In "Birth of the cool", documentario senza eccessive pretese cinematografiche dal punto di vista del linguaggio - fatta eccezione per il momento in cui prendono piede le immagini di "Ascensore per il patibolo" di Louis Malle, del quale il musicista ha composto, o meglio improvvisato, la colonna sonora - si alternano le voci narranti degli intervistati - tra parenti, amici e/o musicisti con cui Miles aveva in qualche modo avuto a che fare - e quella di repertorio dello stesso Davis che, proprio grazie a essa, nel giro era stato affettuosamente insignito del titolo di Signore delle Tenebre. Particolarmente apprezzabile, poi, è l'onestà con cui procede il racconto biografico del nostro, del quale vengono sì esaltate le doti ma parallelamente messi in evidenza - senza toni né assolutori né inquisitori - i lati più oscuri della vita, tra cui i problemi di droga e la violenza domestica di cui si è reso più volte tristemente protagonista.
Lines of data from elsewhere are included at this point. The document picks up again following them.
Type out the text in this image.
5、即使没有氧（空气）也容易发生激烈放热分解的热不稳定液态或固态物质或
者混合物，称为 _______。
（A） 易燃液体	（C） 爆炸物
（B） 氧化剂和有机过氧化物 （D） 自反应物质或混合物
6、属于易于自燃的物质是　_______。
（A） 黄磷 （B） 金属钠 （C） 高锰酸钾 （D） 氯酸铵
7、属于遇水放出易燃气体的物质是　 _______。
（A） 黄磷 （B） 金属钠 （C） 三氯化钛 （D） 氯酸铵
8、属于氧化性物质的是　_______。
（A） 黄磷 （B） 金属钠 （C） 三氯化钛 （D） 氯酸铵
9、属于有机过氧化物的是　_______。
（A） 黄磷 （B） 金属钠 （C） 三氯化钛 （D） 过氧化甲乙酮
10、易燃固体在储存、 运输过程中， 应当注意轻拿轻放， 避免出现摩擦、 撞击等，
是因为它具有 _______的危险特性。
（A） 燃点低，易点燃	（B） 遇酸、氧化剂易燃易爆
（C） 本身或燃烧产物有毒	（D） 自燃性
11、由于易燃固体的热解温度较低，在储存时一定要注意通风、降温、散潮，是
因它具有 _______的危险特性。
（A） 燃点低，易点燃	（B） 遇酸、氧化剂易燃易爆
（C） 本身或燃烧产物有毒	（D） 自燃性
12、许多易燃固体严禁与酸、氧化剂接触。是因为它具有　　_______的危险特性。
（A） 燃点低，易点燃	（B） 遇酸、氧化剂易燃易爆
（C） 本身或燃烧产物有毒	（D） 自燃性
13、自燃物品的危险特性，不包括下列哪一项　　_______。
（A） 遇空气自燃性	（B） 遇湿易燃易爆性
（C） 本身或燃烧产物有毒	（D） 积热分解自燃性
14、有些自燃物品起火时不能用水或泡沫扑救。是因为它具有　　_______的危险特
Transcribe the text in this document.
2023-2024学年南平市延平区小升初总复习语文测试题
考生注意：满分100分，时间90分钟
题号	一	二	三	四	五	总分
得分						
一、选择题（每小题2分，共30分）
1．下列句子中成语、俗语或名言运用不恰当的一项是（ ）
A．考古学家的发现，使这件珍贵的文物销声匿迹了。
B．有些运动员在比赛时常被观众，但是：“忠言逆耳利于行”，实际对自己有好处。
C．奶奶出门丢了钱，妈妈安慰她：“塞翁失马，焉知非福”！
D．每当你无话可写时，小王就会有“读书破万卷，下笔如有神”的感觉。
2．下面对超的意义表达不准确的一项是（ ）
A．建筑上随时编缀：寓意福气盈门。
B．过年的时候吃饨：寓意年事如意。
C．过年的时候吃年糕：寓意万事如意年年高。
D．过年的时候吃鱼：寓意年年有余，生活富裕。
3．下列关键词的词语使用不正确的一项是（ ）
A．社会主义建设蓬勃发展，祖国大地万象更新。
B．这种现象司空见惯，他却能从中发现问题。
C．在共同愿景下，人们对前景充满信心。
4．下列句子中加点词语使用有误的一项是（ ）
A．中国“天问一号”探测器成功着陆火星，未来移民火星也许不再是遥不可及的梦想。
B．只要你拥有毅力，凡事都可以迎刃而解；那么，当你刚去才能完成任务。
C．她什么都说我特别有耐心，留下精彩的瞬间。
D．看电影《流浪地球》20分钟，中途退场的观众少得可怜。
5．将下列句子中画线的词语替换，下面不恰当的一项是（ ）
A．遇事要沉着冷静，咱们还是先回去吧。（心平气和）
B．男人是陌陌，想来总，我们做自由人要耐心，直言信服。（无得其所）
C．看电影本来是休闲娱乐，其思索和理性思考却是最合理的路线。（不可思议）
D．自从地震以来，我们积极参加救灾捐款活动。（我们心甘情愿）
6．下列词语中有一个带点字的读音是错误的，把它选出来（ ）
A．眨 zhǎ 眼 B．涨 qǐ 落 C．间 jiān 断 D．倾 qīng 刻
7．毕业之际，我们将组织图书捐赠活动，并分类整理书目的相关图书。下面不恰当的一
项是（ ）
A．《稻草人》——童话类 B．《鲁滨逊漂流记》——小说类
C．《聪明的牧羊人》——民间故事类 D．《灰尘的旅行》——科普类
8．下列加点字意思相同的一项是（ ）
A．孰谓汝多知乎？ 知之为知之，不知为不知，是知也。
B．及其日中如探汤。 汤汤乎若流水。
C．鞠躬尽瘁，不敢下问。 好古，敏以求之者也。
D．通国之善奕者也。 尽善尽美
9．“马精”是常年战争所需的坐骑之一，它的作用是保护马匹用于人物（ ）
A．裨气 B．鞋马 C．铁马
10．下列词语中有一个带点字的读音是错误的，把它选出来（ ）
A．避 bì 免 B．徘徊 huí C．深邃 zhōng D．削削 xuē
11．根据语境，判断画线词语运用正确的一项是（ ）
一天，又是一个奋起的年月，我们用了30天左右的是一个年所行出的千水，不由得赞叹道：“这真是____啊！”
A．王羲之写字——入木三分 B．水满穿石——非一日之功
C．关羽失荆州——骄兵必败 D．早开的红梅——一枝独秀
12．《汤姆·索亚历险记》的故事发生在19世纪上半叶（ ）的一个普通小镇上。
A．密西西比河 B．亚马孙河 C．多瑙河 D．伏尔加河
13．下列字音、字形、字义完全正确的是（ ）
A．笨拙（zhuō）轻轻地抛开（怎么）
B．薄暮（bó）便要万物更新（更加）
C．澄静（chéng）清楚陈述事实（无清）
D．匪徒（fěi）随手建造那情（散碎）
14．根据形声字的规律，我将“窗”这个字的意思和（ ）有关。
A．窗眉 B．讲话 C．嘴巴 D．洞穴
La piacevolezza della visione è data anche dal sarcasmo con cui Davis, in maniera sia diretta - la sua oscura voce pronuncia frasi esilaranti come "Frances è stata la miglior moglie che abbia mai avuto" - che indiretta - dopo i sette anni di assenza dal palco e di separazione del suo corno (così viene denominata la tromba nel corso del film) acquista una Ferrari giusto per l'occasione - propone il racconto delle situazioni che si è trovato ad affrontare. Per dirne una: dopo la consacrazione definitiva avvenuta con "Kind of blue", dando una rapida occhiata al panorama musicale in cui il rock aveva spopolato e riempiva gli stadi, semplicemente ebbe a dire: "... molti musicisti rock hanno successo senza saper suonare, quindi ho pensato che se loro arrivano a così tanta gente senza aver idea di quel che fanno, potrei farlo anche io, però meglio". E l'ha fatto, dando vita a una sperimentazione di suoni che ancora oggi sembrano venire da un'epoca troppo futura per poter prendere forma.
Non è un caso, allora, se "Birth of the cool" si apre con Davis che, sulle note di "So what", esordisce dicendo "la musica è sempre stata la mia maledizione” e se, proprio per questo, trasformare la sua maledizione nella nostra benedizione è il più appagante dei miracoli.